His experiences and outlook were captured in his memoir, Reminiscences: From the Prairies to Paradise, which traced a journey shaped by migration, intellectual inquiry and sustained engagement with Jewish communal life. He expressed his lifelong commitment to Judaism in various ways over the course of his life-first as a Yiddish-speaking orthodox Zionist Folkshule boy, then as a leader in the Habonim Zionist youth movement, a pioneer in building the Israeli kibbutz Gesher Haziv in the State’s infancy, followed by synagogue administration while earning his MSW at UCLA, and eventually rabbinical school at the Hebrew Union College-Jewish Institute of Religion, where he helped establish the first year training program in Israel for all incoming students.

Rabbi Lander devoted the bulk of his career to building Jewish life on university campuses, encouraging students to explore their heritage alongside and informed by academic inquiry. He ensured that religious services were available for students of all Jewish backgrounds, practicing “trans-denominationalism” even before the term had been applied to Judaism. He volunteered for the Clergy Consultation Services to counsel women navigating unplanned pregnancies, and to assist those who chose termination in obtaining a safe abortion, which was illegal at the time. At Smith College he helped to create SOS, Service Organizations of Smith, where students volunteered at schools, hospitals, ghettos, or wherever there was a need. In 1971 he received a Rockefeller Foundation grant to establish a multidisciplinary course on the Holocaust at Hampshire College, which he initially taught.
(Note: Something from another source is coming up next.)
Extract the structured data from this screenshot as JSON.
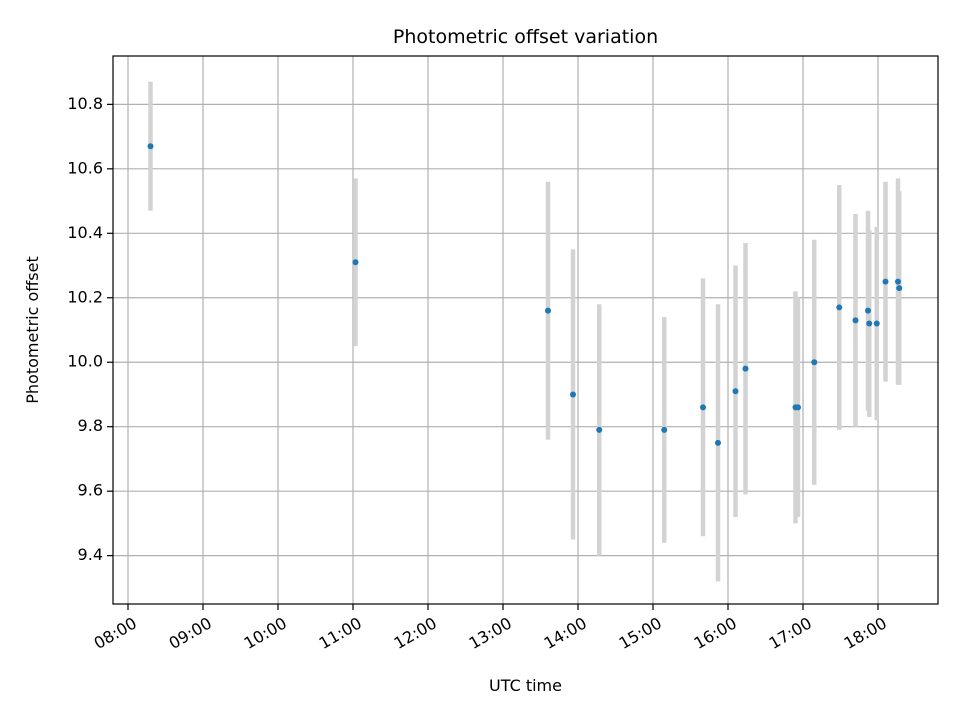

Rabbi Lander was elected the first Jewish president of the National Association of College and University Chaplains, and he received a grant from the Lilly Endowment to establish the National Institute for Campus Ministries, which brought together clergy from diverse religious communities to conduct interfaith dialogue.
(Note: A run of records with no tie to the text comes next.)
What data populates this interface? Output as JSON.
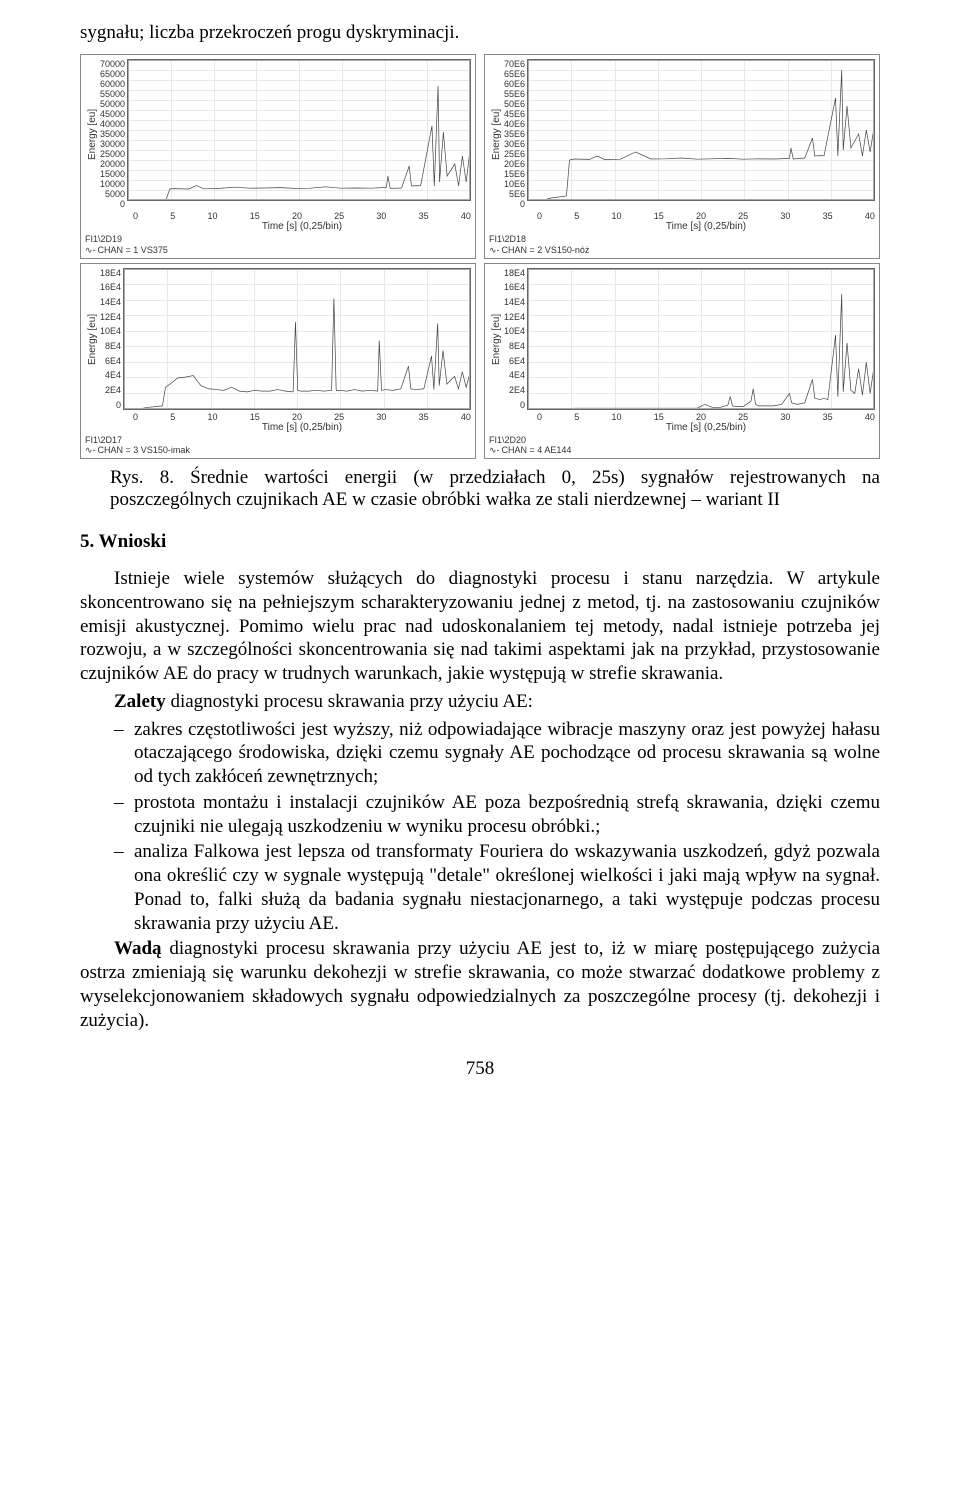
{
  "top_line": "sygnału; liczba przekroczeń progu dyskryminacji.",
  "caption": "Rys. 8. Średnie wartości energii (w przedziałach 0, 25s) sygnałów rejestrowanych na poszczególnych czujnikach AE w czasie obróbki wałka ze stali nierdzewnej – wariant II",
  "section_heading": "5. Wnioski",
  "para1": "Istnieje wiele systemów służących do diagnostyki procesu i stanu narzędzia. W artykule skoncentrowano się na    pełniejszym scharakteryzowaniu jednej z metod, tj. na zastosowaniu czujników emisji akustycznej. Pomimo wielu prac nad udoskonalaniem tej metody, nadal istnieje potrzeba jej rozwoju, a w szczególności skoncentrowania się nad takimi aspektami jak na przykład, przystosowanie czujników AE do pracy w trudnych warunkach, jakie występują w strefie skrawania.",
  "zalety_label": "Zalety",
  "zalety_rest": " diagnostyki procesu skrawania przy użyciu AE:",
  "bullets": [
    "zakres częstotliwości jest wyższy, niż odpowiadające wibracje maszyny oraz jest powyżej hałasu otaczającego środowiska, dzięki czemu sygnały AE pochodzące od procesu skrawania są wolne od tych zakłóceń zewnętrznych;",
    "prostota montażu i instalacji czujników AE poza bezpośrednią strefą skrawania, dzięki czemu czujniki nie ulegają uszkodzeniu w wyniku procesu obróbki.;",
    "analiza Falkowa jest lepsza od transformaty Fouriera do wskazywania uszkodzeń, gdyż pozwala ona określić czy w sygnale występują \"detale\" określonej wielkości i jaki mają wpływ na sygnał. Ponad to, falki służą da badania sygnału niestacjonarnego, a taki występuje podczas procesu skrawania przy użyciu AE."
  ],
  "wada_label": "Wadą",
  "wada_rest": " diagnostyki procesu skrawania przy użyciu AE jest to, iż w miarę postępującego zużycia ostrza zmieniają się warunku dekohezji w strefie skrawania, co może stwarzać dodatkowe problemy z wyselekcjonowaniem składowych sygnału odpowiedzialnych za poszczególne procesy (tj. dekohezji i zużycia).",
  "page_number": "758",
  "chart_common": {
    "xlabel": "Time [s] (0,25/bin)",
    "ylabel": "Energy [eu]",
    "xticks": [
      "0",
      "5",
      "10",
      "15",
      "20",
      "25",
      "30",
      "35",
      "40"
    ],
    "grid_color": "#e8e8e8",
    "border_color": "#666666",
    "line_color": "#444444",
    "line_width": 1,
    "background": "#ffffff",
    "text_color": "#333333",
    "label_fontsize": 10,
    "tick_fontsize": 9
  },
  "charts": [
    {
      "type": "line",
      "footer_id": "FI1\\2D19",
      "chan": "CHAN = 1 VS375",
      "yticks": [
        "70000",
        "65000",
        "60000",
        "55000",
        "50000",
        "45000",
        "40000",
        "35000",
        "30000",
        "25000",
        "20000",
        "15000",
        "10000",
        "5000",
        "0"
      ],
      "ylim": [
        0,
        70000
      ],
      "xlim": [
        0,
        45
      ],
      "points": [
        [
          0,
          0
        ],
        [
          2,
          0
        ],
        [
          2.3,
          300
        ],
        [
          3,
          0
        ],
        [
          5,
          100
        ],
        [
          5.5,
          5500
        ],
        [
          6,
          5700
        ],
        [
          8,
          5500
        ],
        [
          9,
          7200
        ],
        [
          10,
          5600
        ],
        [
          12,
          5800
        ],
        [
          14,
          6400
        ],
        [
          16,
          5900
        ],
        [
          18,
          6000
        ],
        [
          20,
          6200
        ],
        [
          22,
          5800
        ],
        [
          24,
          5900
        ],
        [
          26,
          6600
        ],
        [
          28,
          5900
        ],
        [
          30,
          6000
        ],
        [
          32,
          5900
        ],
        [
          34,
          6300
        ],
        [
          34.2,
          12000
        ],
        [
          34.5,
          5800
        ],
        [
          36,
          6000
        ],
        [
          37,
          17000
        ],
        [
          37.3,
          7000
        ],
        [
          38,
          7200
        ],
        [
          38.5,
          7100
        ],
        [
          40,
          37000
        ],
        [
          40.3,
          6900
        ],
        [
          40.8,
          57000
        ],
        [
          41,
          9000
        ],
        [
          41.5,
          34000
        ],
        [
          42,
          12000
        ],
        [
          43,
          18000
        ],
        [
          43.5,
          7000
        ],
        [
          44,
          22000
        ],
        [
          44.5,
          9000
        ],
        [
          45,
          25000
        ]
      ]
    },
    {
      "type": "line",
      "footer_id": "FI1\\2D18",
      "chan": "CHAN = 2 VS150-nóż",
      "yticks": [
        "70E6",
        "65E6",
        "60E6",
        "55E6",
        "50E6",
        "45E6",
        "40E6",
        "35E6",
        "30E6",
        "25E6",
        "20E6",
        "15E6",
        "10E6",
        "5E6",
        "0"
      ],
      "ylim": [
        0,
        70
      ],
      "xlim": [
        0,
        45
      ],
      "points": [
        [
          0,
          0
        ],
        [
          2,
          0
        ],
        [
          3,
          1
        ],
        [
          5,
          2
        ],
        [
          5.4,
          20
        ],
        [
          6,
          20.5
        ],
        [
          8,
          20.3
        ],
        [
          9,
          22
        ],
        [
          10,
          20.2
        ],
        [
          12,
          20.4
        ],
        [
          14,
          24
        ],
        [
          16,
          20.5
        ],
        [
          18,
          20.6
        ],
        [
          20,
          21
        ],
        [
          22,
          20.4
        ],
        [
          24,
          20.6
        ],
        [
          26,
          20.8
        ],
        [
          28,
          20.4
        ],
        [
          30,
          20.6
        ],
        [
          32,
          20.5
        ],
        [
          34,
          20.8
        ],
        [
          34.2,
          26
        ],
        [
          34.5,
          20.5
        ],
        [
          36,
          21
        ],
        [
          37,
          31
        ],
        [
          37.3,
          22
        ],
        [
          38,
          22.2
        ],
        [
          38.5,
          22.1
        ],
        [
          40,
          51
        ],
        [
          40.3,
          22
        ],
        [
          40.8,
          65
        ],
        [
          41,
          25
        ],
        [
          41.5,
          47
        ],
        [
          42,
          26
        ],
        [
          43,
          33
        ],
        [
          43.5,
          22
        ],
        [
          44,
          35
        ],
        [
          44.5,
          24
        ],
        [
          45,
          36
        ]
      ]
    },
    {
      "type": "line",
      "footer_id": "FI1\\2D17",
      "chan": "CHAN = 3 VS150-imak",
      "yticks": [
        "18E4",
        "16E4",
        "14E4",
        "12E4",
        "10E4",
        "8E4",
        "6E4",
        "4E4",
        "2E4",
        "0"
      ],
      "ylim": [
        0,
        18
      ],
      "xlim": [
        0,
        45
      ],
      "points": [
        [
          0,
          0
        ],
        [
          2,
          0
        ],
        [
          3,
          0.2
        ],
        [
          5,
          0.4
        ],
        [
          5.4,
          2.8
        ],
        [
          6,
          3.2
        ],
        [
          7,
          4.0
        ],
        [
          8,
          4.1
        ],
        [
          9,
          4.3
        ],
        [
          10,
          3.0
        ],
        [
          11,
          2.6
        ],
        [
          12,
          2.5
        ],
        [
          13,
          2.4
        ],
        [
          14,
          2.8
        ],
        [
          15,
          2.3
        ],
        [
          16,
          2.2
        ],
        [
          17,
          2.4
        ],
        [
          18,
          2.3
        ],
        [
          19,
          2.3
        ],
        [
          20,
          2.5
        ],
        [
          21,
          2.3
        ],
        [
          22,
          2.2
        ],
        [
          22.3,
          11.2
        ],
        [
          22.6,
          2.4
        ],
        [
          23,
          2.3
        ],
        [
          24,
          2.3
        ],
        [
          25,
          2.4
        ],
        [
          26,
          2.3
        ],
        [
          27,
          2.4
        ],
        [
          27.3,
          14.2
        ],
        [
          27.6,
          2.4
        ],
        [
          28,
          2.4
        ],
        [
          29,
          2.3
        ],
        [
          30,
          2.5
        ],
        [
          31,
          2.3
        ],
        [
          32,
          2.4
        ],
        [
          33,
          2.3
        ],
        [
          33.2,
          8.8
        ],
        [
          33.5,
          2.4
        ],
        [
          34,
          2.5
        ],
        [
          35,
          2.4
        ],
        [
          36,
          2.6
        ],
        [
          37,
          5.5
        ],
        [
          37.3,
          2.6
        ],
        [
          38,
          2.5
        ],
        [
          39,
          2.6
        ],
        [
          40,
          6.8
        ],
        [
          40.3,
          2.5
        ],
        [
          40.8,
          11.0
        ],
        [
          41,
          3.0
        ],
        [
          41.5,
          7.5
        ],
        [
          42,
          3.2
        ],
        [
          43,
          4.2
        ],
        [
          43.5,
          2.6
        ],
        [
          44,
          4.8
        ],
        [
          44.5,
          2.8
        ],
        [
          45,
          4.6
        ]
      ]
    },
    {
      "type": "line",
      "footer_id": "FI1\\2D20",
      "chan": "CHAN = 4 AE144",
      "yticks": [
        "18E4",
        "16E4",
        "14E4",
        "12E4",
        "10E4",
        "8E4",
        "6E4",
        "4E4",
        "2E4",
        "0"
      ],
      "ylim": [
        0,
        18
      ],
      "xlim": [
        0,
        45
      ],
      "points": [
        [
          0,
          0
        ],
        [
          2,
          0
        ],
        [
          5,
          0
        ],
        [
          6,
          0.1
        ],
        [
          8,
          0.1
        ],
        [
          10,
          0.1
        ],
        [
          12,
          0.1
        ],
        [
          14,
          0.1
        ],
        [
          16,
          0.1
        ],
        [
          18,
          0.1
        ],
        [
          20,
          0.1
        ],
        [
          22,
          0.1
        ],
        [
          23,
          0.6
        ],
        [
          24,
          0.2
        ],
        [
          25,
          0.2
        ],
        [
          26,
          0.5
        ],
        [
          26.3,
          1.6
        ],
        [
          26.6,
          0.4
        ],
        [
          27,
          0.3
        ],
        [
          28,
          0.3
        ],
        [
          29,
          1.0
        ],
        [
          29.3,
          2.6
        ],
        [
          29.6,
          0.6
        ],
        [
          30,
          0.4
        ],
        [
          31,
          0.4
        ],
        [
          32,
          0.4
        ],
        [
          33,
          0.6
        ],
        [
          34,
          2.0
        ],
        [
          34.3,
          0.8
        ],
        [
          35,
          0.6
        ],
        [
          36,
          0.8
        ],
        [
          37,
          3.8
        ],
        [
          37.3,
          1.4
        ],
        [
          38,
          1.2
        ],
        [
          38.5,
          1.4
        ],
        [
          39,
          1.2
        ],
        [
          40,
          9.5
        ],
        [
          40.3,
          1.6
        ],
        [
          40.8,
          14.8
        ],
        [
          41,
          2.2
        ],
        [
          41.5,
          8.5
        ],
        [
          42,
          2.4
        ],
        [
          42.5,
          2.0
        ],
        [
          43,
          5.2
        ],
        [
          43.5,
          1.8
        ],
        [
          44,
          6.0
        ],
        [
          44.5,
          2.0
        ],
        [
          45,
          5.4
        ]
      ]
    }
  ]
}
Even before he relinquished his Canadian citizenship to become a naturalized U.S. citizen, he felt called to speak out publicly against injustice. He was a vocal protester against the war in Vietnam, an outspoken advocate for Soviet Jewry, and, in 1973, joined the organization Breira: A Project of Concern in Diaspora-Israel Relations to convene dissenting voices within Jewish communal life that sought alternatives to the conventional Zionist stances of the time.
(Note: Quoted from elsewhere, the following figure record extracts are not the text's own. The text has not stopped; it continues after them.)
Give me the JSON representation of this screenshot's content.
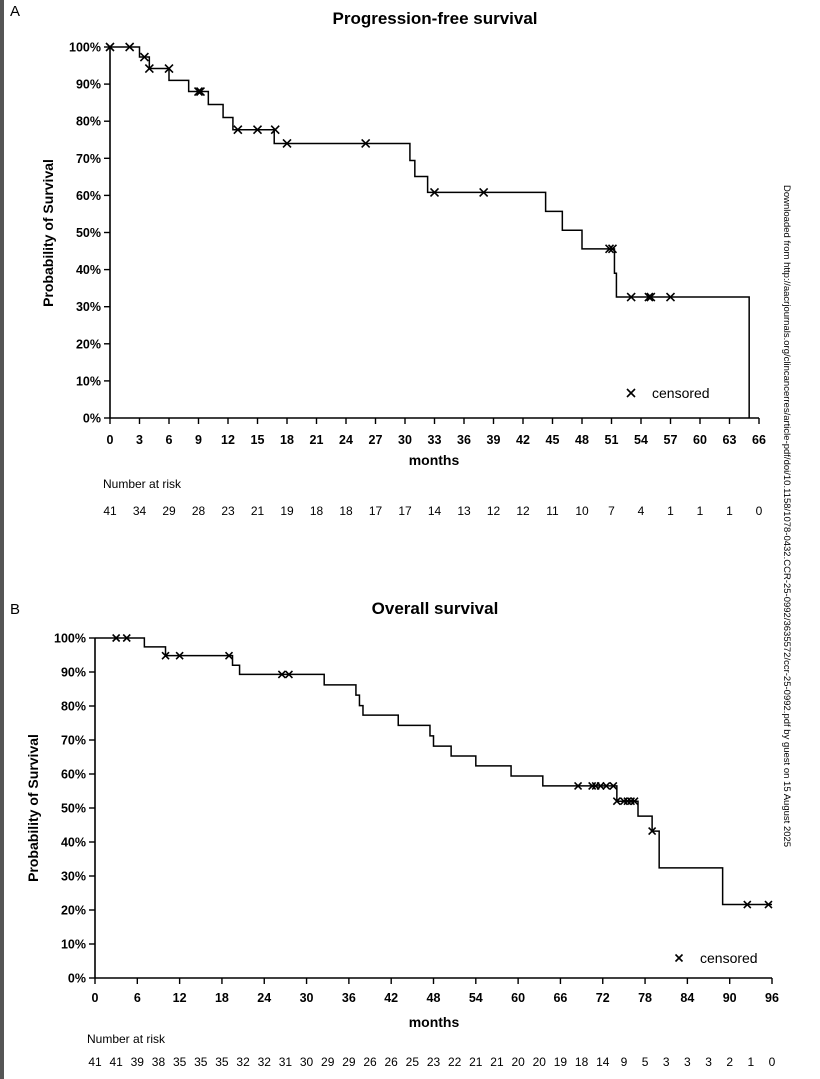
{
  "side_note": "Downloaded from http://aacrjournals.org/clincancerres/article-pdf/doi/10.1158/1078-0432.CCR-25-0992/3635572/ccr-25-0992.pdf by guest on 15 August 2025",
  "chart_data": [
    {
      "panel": "A",
      "type": "line",
      "step": true,
      "title": "Progression-free survival",
      "xlabel": "months",
      "ylabel": "Probability of Survival",
      "xlim": [
        0,
        66
      ],
      "ylim": [
        0,
        100
      ],
      "xticks": [
        0,
        3,
        6,
        9,
        12,
        15,
        18,
        21,
        24,
        27,
        30,
        33,
        36,
        39,
        42,
        45,
        48,
        51,
        54,
        57,
        60,
        63,
        66
      ],
      "yticks": [
        0,
        10,
        20,
        30,
        40,
        50,
        60,
        70,
        80,
        90,
        100
      ],
      "ytick_labels": [
        "0%",
        "10%",
        "20%",
        "30%",
        "40%",
        "50%",
        "60%",
        "70%",
        "80%",
        "90%",
        "100%"
      ],
      "grid": false,
      "legend": {
        "marker": "×",
        "label": "censored",
        "position": "bottom-right"
      },
      "series": [
        {
          "x": [
            0,
            3,
            4,
            6,
            8,
            10,
            11.5,
            12.5,
            16.7,
            30.5,
            31,
            31.8,
            32.3,
            44.3,
            46,
            48,
            51.3,
            51.5,
            65
          ],
          "y": [
            100,
            97.3,
            94.2,
            91,
            88,
            84.5,
            81,
            77.7,
            74,
            69.4,
            65.1,
            65.1,
            60.8,
            55.7,
            50.6,
            45.6,
            39,
            32.6,
            0
          ]
        }
      ],
      "censored": [
        [
          0,
          100
        ],
        [
          2,
          100
        ],
        [
          3.5,
          97.3
        ],
        [
          4,
          94.2
        ],
        [
          6,
          94.2
        ],
        [
          9,
          88
        ],
        [
          9.2,
          88
        ],
        [
          13,
          77.7
        ],
        [
          15,
          77.7
        ],
        [
          16.8,
          77.7
        ],
        [
          18,
          74
        ],
        [
          26,
          74
        ],
        [
          33,
          60.8
        ],
        [
          38,
          60.8
        ],
        [
          50.8,
          45.6
        ],
        [
          51.1,
          45.6
        ],
        [
          53,
          32.6
        ],
        [
          54.8,
          32.6
        ],
        [
          55,
          32.6
        ],
        [
          57,
          32.6
        ]
      ],
      "risk_label": "Number at risk",
      "risk_times": [
        0,
        3,
        6,
        9,
        12,
        15,
        18,
        21,
        24,
        27,
        30,
        33,
        36,
        39,
        42,
        45,
        48,
        51,
        54,
        57,
        60,
        63,
        66
      ],
      "risk_counts": [
        "41",
        "34",
        "29",
        "28",
        "23",
        "21",
        "19",
        "18",
        "18",
        "17",
        "17",
        "14",
        "13",
        "12",
        "12",
        "11",
        "10",
        "7",
        "4",
        "1",
        "1",
        "1",
        "0"
      ]
    },
    {
      "panel": "B",
      "type": "line",
      "step": true,
      "title": "Overall survival",
      "xlabel": "months",
      "ylabel": "Probability of Survival",
      "xlim": [
        0,
        96
      ],
      "ylim": [
        0,
        100
      ],
      "xticks": [
        0,
        6,
        12,
        18,
        24,
        30,
        36,
        42,
        48,
        54,
        60,
        66,
        72,
        78,
        84,
        90,
        96
      ],
      "yticks": [
        0,
        10,
        20,
        30,
        40,
        50,
        60,
        70,
        80,
        90,
        100
      ],
      "ytick_labels": [
        "0%",
        "10%",
        "20%",
        "30%",
        "40%",
        "50%",
        "60%",
        "70%",
        "80%",
        "90%",
        "100%"
      ],
      "grid": false,
      "legend": {
        "marker": "×",
        "label": "censored",
        "position": "bottom-right"
      },
      "series": [
        {
          "x": [
            0,
            7,
            10,
            19.5,
            20.5,
            32.5,
            37,
            37.5,
            38,
            43,
            47.5,
            48,
            50.5,
            54,
            59,
            63.5,
            74,
            77,
            77.5,
            79,
            80,
            89,
            96
          ],
          "y": [
            100,
            97.4,
            94.8,
            92,
            89.3,
            86.2,
            83.2,
            80.1,
            77.3,
            74.3,
            71.2,
            68.2,
            65.3,
            62.4,
            59.4,
            56.5,
            52,
            47.6,
            47.6,
            43.2,
            32.4,
            21.6,
            21.6
          ]
        }
      ],
      "censored": [
        [
          3,
          100
        ],
        [
          4.5,
          100
        ],
        [
          10,
          94.8
        ],
        [
          12,
          94.8
        ],
        [
          19,
          94.8
        ],
        [
          26.5,
          89.3
        ],
        [
          27.5,
          89.3
        ],
        [
          68.5,
          56.5
        ],
        [
          70.5,
          56.5
        ],
        [
          71,
          56.5
        ],
        [
          71.7,
          56.5
        ],
        [
          72.5,
          56.5
        ],
        [
          73.5,
          56.5
        ],
        [
          74,
          52
        ],
        [
          75,
          52
        ],
        [
          75.5,
          52
        ],
        [
          76,
          52
        ],
        [
          76.5,
          52
        ],
        [
          79,
          43.2
        ],
        [
          92.5,
          21.6
        ],
        [
          95.5,
          21.6
        ]
      ],
      "risk_label": "Number at risk",
      "risk_times": [
        0,
        3,
        6,
        9,
        12,
        15,
        18,
        21,
        24,
        27,
        30,
        33,
        36,
        39,
        42,
        45,
        48,
        51,
        54,
        57,
        60,
        63,
        66,
        69,
        72,
        75,
        78,
        81,
        84,
        87,
        90,
        93,
        96
      ],
      "risk_counts": [
        "41",
        "41",
        "39",
        "38",
        "35",
        "35",
        "35",
        "32",
        "32",
        "31",
        "30",
        "29",
        "29",
        "26",
        "26",
        "25",
        "23",
        "22",
        "21",
        "21",
        "20",
        "20",
        "19",
        "18",
        "14",
        "9",
        "5",
        "3",
        "3",
        "3",
        "2",
        "1",
        "0"
      ]
    }
  ]
}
Later, in Amherst, Mass., he became an important presence within the local Jewish community, helping to establish the Jewish Community of Amherst congregation. Among his most enduring contributions was his role in developing the Lander-Greenspoon Academy, a Jewish day school rooted in his conviction that education is fundamental to sustaining Jewish life. Alongside formal institutions, he helped cultivate smaller, participatory communities, including a family chavurah centered on celebrating Jewish life in the absence of local extended family.

Rabbi Lander is remembered by colleagues and generations of students as a thoughtful teacher and attentive listener whose intellectual passion was matched by his personal warmth. He is survived by his children, Shira (David Portnoy) and Jaime, grandchildren Zachary Lander-Portnoy (Elana) and Maury Courtland (Jamie), and three great-grandchildren. His wife Rose of 63 years predeceased him.

All services are private. DROZDAL FUNERAL HOME OF NORTHAMPTON, MA has been entrusted with his care.